In the latest revelations, a Pentagon official traveling with Mr Panetta to Australia said “inappropriate communications” – 20,000 to 30,000 pages of emails and other documents from Gen Allen’s communications with Ms Kelley between 2010 and 2012 – are under review. He would not say whether they involved sexual matters or whether they are thought to include unauthorised disclosures of classified information. He said he did not know whether Gen Petraeus is mentioned in the emails.

Gen Allen has denied wrongdoing. If he was found to have had an affair with Ms Kelley, he could face charges of adultery, which is a crime under the Uniform Code of Military Justice.

The Petraeus case has sparked an uproar in Congress, with legislators complaining they should have been told earlier about the investigation that has roiled the intelligence and military establishment.

Peter King, a New York Republican who is chairman of the House homeland security committee, called the latest revelations in the case “a Greek tragedy”.

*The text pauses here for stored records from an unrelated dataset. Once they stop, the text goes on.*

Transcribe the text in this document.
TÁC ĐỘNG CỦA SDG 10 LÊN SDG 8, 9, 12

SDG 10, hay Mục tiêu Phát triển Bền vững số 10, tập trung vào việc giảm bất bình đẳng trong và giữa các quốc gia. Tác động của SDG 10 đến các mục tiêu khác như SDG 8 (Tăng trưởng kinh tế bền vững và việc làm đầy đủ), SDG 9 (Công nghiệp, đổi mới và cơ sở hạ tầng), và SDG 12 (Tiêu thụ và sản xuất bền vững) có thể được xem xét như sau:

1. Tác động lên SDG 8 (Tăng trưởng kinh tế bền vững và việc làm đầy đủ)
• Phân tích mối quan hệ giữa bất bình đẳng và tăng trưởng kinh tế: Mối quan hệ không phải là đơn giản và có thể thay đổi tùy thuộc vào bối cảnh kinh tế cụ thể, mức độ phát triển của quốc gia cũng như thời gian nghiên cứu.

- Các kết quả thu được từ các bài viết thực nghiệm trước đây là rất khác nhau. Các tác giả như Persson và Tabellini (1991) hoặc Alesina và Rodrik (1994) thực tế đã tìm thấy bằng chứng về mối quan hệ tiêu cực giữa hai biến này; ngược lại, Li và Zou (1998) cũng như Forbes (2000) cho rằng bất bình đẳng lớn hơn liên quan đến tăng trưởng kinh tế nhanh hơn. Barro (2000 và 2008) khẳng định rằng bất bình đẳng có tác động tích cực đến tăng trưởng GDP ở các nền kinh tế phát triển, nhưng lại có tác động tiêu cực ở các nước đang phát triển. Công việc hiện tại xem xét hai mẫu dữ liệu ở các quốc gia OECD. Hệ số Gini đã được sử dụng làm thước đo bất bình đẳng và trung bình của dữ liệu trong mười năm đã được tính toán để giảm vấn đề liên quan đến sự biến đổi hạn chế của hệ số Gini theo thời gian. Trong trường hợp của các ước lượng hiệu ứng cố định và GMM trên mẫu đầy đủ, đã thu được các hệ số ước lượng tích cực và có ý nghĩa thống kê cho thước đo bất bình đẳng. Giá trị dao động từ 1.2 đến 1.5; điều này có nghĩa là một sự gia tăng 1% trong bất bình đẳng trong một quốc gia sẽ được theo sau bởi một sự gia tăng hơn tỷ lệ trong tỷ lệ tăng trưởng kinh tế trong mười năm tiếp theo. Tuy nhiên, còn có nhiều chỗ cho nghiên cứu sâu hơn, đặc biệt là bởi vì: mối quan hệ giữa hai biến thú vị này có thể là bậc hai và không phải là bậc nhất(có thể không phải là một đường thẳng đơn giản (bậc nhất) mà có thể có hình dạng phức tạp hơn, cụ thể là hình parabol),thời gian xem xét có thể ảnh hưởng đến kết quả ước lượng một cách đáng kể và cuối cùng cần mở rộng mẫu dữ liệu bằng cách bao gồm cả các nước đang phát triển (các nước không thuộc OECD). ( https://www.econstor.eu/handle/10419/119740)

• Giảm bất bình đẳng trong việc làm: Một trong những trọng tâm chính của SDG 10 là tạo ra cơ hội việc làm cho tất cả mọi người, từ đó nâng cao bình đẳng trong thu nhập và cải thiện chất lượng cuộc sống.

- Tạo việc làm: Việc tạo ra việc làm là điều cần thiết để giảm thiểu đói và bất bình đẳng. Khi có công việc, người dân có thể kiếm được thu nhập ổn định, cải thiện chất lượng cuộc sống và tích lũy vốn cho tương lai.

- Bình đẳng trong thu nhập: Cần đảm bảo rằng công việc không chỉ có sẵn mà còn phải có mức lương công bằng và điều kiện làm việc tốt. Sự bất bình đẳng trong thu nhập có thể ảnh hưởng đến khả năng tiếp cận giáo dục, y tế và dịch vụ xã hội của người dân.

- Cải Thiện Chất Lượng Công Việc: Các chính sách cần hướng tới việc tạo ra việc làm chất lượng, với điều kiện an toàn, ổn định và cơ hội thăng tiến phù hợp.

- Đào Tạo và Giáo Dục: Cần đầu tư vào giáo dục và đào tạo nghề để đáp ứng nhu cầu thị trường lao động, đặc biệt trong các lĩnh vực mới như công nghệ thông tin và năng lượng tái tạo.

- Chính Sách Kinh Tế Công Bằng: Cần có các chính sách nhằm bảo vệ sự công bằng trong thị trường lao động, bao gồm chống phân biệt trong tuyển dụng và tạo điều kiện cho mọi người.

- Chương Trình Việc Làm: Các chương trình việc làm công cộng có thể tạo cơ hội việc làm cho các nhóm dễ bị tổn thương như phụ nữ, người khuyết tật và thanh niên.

“It’s just tragic,” Mr King said yesterday. “This has the elements, in some ways, of a Hollywood movie or a trashy novel.”

The issue of what the FBI knew, when it notified top Obama administration officials, and when Congress was told, has ben hotly debated.

The White House was not informed of the FBI investigation that involved Gen Petraeus until November 6, election day, although agents began looking at Gen Petraeus’s actions months earlier, sometime during the summer. The Senate intelligence committee chairwoman, Dianne Feinstein, a California Democrat, said that she first learned of the matter from the media late last week, and confirmed it in a phone call to the then-CIA director on Friday.

That was the same day Obama accepted Gen Petraeus’s resignation, and the 60-year-old retired Army general, who headed US military operations in Iraq and Afghanistan before taking charge of the CIA, acknowledged an affair with Ms Broadwell, and expressed regret.

Defending the timing of the notification, a senior federal law enforcement official on Monday pointed to longstanding policies and practices adopted following abuses and mistakes that were uncovered during the Watergate scandal under the Nixon administration in the early 1970s. The justice department – of which the FBI is part – is supposed to refrain from sharing detailed information about its criminal investigations with the White House.

The FBI also looked into whether a separate set of emails between Gen Petraeus and Ms Broadwell might involve any breach of security. That will be a key question today in meetings involving congressional intelligence committee leaders, the FBI deputy director Sean Joyce and the CIA deputy director Michael Morell.

A federal law enforcement official, speaking on condition of anonymity to discuss details of the investigation, said the FBI had concluded relatively quickly – and certainly by late summer at the latest – that there had been no security breach. In the absence of a security breach, it was appropriate not to notify Congress or the White House earlier, this official said.

Extramarital affairs are viewed as particularly dangerous for intelligence officers because of the risk of being blackmailed to keep the affair quiet.